Les grandes banques commerciales cherchent à reprendre la main sur l’infrastructure des paiements numériques. En annonçant la création d’un stablecoin — un jeton numérique dont la valeur est supposée rester stable par rapport à une monnaie fiat — elles visent à offrir des paiements rapides et des services programmables tout en restant sous contrôle réglementaire.
Réactions du marché
Le mouvement s’inscrit dans un contexte de compétition internationale. Aux États-Unis, des institutions financières avancent rapidement vers des stablecoins en dollar, aidées par une récente réforme fédérale favorable. Ce retraitement du paysage alimente des inquiétudes sur la domination américaine dans les paiements numériques mondiaux.
Sur le plan pragmatique, les euro-stablecoins ont aujourd’hui une place modeste. La liquidité, le réseau d’usage et la confiance sont des facteurs clés : un stablecoin gagne en valeur à mesure que des commerçants, banques et plateformes l’acceptent. Des tentatives antérieures en Europe, y compris des initiatives bancaires, ont montré une adoption limitée jusqu’à présent.
Risques et limites
Plusieurs risques techniques, juridiques et macroéconomiques se profilent. D’abord, maintenir l’ancrage au niveau de l’euro nécessite des réserves et des mécanismes de rachat transparents. Ensuite, la gouvernance du token — qui décide des règles et des interventions — reste centrale pour la confiance des utilisateurs.
Politiquement, la Banque centrale européenne (BCE) a exprimé des réserves par le passé : des stablecoins privés pourraient compliquer la conduite de la politique monétaire. La BCE promeut aussi l’idée d’une monnaie numérique de banque centrale (CBDC, monnaie numérique émise par la banque centrale), laquelle poserait des enjeux concurrents : fuite des dépôts des banques commerciales vers des portefeuilles centralisés, par exemple.

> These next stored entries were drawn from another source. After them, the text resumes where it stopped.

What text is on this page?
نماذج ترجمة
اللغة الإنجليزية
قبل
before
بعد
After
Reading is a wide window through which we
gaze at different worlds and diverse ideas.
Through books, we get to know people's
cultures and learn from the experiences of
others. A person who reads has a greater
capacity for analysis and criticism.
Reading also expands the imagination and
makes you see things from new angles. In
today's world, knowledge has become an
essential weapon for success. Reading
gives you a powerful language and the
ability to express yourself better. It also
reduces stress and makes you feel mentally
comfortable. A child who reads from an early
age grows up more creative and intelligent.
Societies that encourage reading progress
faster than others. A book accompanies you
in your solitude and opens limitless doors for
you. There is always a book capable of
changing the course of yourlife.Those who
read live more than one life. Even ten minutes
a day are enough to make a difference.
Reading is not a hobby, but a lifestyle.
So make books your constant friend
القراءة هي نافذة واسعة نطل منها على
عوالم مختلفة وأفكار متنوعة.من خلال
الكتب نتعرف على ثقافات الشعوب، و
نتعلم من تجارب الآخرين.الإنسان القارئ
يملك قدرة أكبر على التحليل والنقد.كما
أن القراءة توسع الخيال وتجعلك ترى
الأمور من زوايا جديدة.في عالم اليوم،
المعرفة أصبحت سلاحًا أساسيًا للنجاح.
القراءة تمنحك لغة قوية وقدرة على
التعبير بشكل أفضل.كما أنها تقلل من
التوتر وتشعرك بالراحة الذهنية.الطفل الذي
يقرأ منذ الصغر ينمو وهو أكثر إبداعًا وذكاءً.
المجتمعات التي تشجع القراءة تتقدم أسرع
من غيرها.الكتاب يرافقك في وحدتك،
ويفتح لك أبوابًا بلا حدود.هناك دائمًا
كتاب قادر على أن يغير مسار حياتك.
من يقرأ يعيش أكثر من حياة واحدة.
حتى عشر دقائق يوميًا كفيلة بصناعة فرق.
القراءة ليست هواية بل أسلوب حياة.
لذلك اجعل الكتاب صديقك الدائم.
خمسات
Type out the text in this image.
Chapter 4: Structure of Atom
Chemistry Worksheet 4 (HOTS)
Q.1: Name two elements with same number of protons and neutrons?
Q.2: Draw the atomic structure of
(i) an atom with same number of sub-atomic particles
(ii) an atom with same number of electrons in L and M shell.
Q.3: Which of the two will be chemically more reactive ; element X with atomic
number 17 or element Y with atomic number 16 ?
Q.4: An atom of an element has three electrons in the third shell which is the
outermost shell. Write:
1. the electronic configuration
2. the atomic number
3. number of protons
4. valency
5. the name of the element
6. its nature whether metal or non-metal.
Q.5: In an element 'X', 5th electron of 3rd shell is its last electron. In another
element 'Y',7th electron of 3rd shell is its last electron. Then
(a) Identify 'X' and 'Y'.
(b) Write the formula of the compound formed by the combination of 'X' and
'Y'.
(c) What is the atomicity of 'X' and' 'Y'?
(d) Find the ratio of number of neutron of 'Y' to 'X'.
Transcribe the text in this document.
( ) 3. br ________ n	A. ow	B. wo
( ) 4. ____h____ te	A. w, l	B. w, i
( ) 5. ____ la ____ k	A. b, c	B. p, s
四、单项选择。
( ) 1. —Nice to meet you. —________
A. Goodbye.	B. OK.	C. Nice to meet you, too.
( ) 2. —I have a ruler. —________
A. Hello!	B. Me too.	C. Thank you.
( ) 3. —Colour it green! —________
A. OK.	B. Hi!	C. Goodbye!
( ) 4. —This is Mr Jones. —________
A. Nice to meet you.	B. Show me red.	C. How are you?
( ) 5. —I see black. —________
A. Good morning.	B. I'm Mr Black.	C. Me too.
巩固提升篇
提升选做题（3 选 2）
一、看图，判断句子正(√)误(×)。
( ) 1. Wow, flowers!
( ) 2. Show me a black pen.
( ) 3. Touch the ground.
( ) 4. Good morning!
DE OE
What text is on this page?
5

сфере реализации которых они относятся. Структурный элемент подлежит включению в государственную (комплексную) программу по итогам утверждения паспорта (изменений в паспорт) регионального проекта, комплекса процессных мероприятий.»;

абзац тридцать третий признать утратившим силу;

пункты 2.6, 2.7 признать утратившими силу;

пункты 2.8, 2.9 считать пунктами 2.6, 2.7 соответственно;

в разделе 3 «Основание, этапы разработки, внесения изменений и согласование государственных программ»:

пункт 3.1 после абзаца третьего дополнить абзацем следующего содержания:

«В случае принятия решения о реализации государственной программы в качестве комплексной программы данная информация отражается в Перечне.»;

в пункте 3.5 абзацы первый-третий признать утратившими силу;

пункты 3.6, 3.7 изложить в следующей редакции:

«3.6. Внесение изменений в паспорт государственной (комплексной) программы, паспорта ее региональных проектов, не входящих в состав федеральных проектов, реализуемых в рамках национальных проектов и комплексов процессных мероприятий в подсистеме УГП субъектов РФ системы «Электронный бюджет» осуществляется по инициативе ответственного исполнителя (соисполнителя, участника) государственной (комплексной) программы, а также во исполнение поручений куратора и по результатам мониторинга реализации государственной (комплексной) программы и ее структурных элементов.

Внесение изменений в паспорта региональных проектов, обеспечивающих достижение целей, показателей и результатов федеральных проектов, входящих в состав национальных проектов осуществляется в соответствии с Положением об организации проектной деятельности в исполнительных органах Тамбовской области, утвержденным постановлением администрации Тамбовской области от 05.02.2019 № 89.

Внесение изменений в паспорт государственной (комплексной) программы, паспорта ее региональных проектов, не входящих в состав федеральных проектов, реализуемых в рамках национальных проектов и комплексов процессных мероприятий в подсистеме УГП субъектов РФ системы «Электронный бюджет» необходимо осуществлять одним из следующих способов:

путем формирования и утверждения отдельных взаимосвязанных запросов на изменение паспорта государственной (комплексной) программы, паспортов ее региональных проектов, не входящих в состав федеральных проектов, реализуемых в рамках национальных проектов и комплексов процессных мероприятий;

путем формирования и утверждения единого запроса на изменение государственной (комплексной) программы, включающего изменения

Enfin, le respect du règlement européen MiCA (Markets in Crypto-Assets), texte qui encadre les actifs crypto au sein de l’UE, sera un critère déterminant. La supervision par la Banque centrale néerlandaise (DNB) ajoute une couche de contrôle, mais n’élimine pas les risques d’utilisation, de liquidité et d’intégration aux systèmes existants.
À suivre
- Nomination du CEO et composition finale du consortium.
- Date précise et modalités de l’émission prévues pour le second semestre 2026.
- Modalités de conformité à MiCA et rôle opérationnel de la Banque centrale néerlandaise.
- Interaction avec d’éventuelles offres de CBDC et réaction des clients professionnels (banques, plateformes de paiement, places financières).
L’initiative représente une réponse stratégique des banques à la numérisation des paiements, mais sa réussite dépendra autant de la technique que de la confiance et de l’écosystème qui l’adoptera.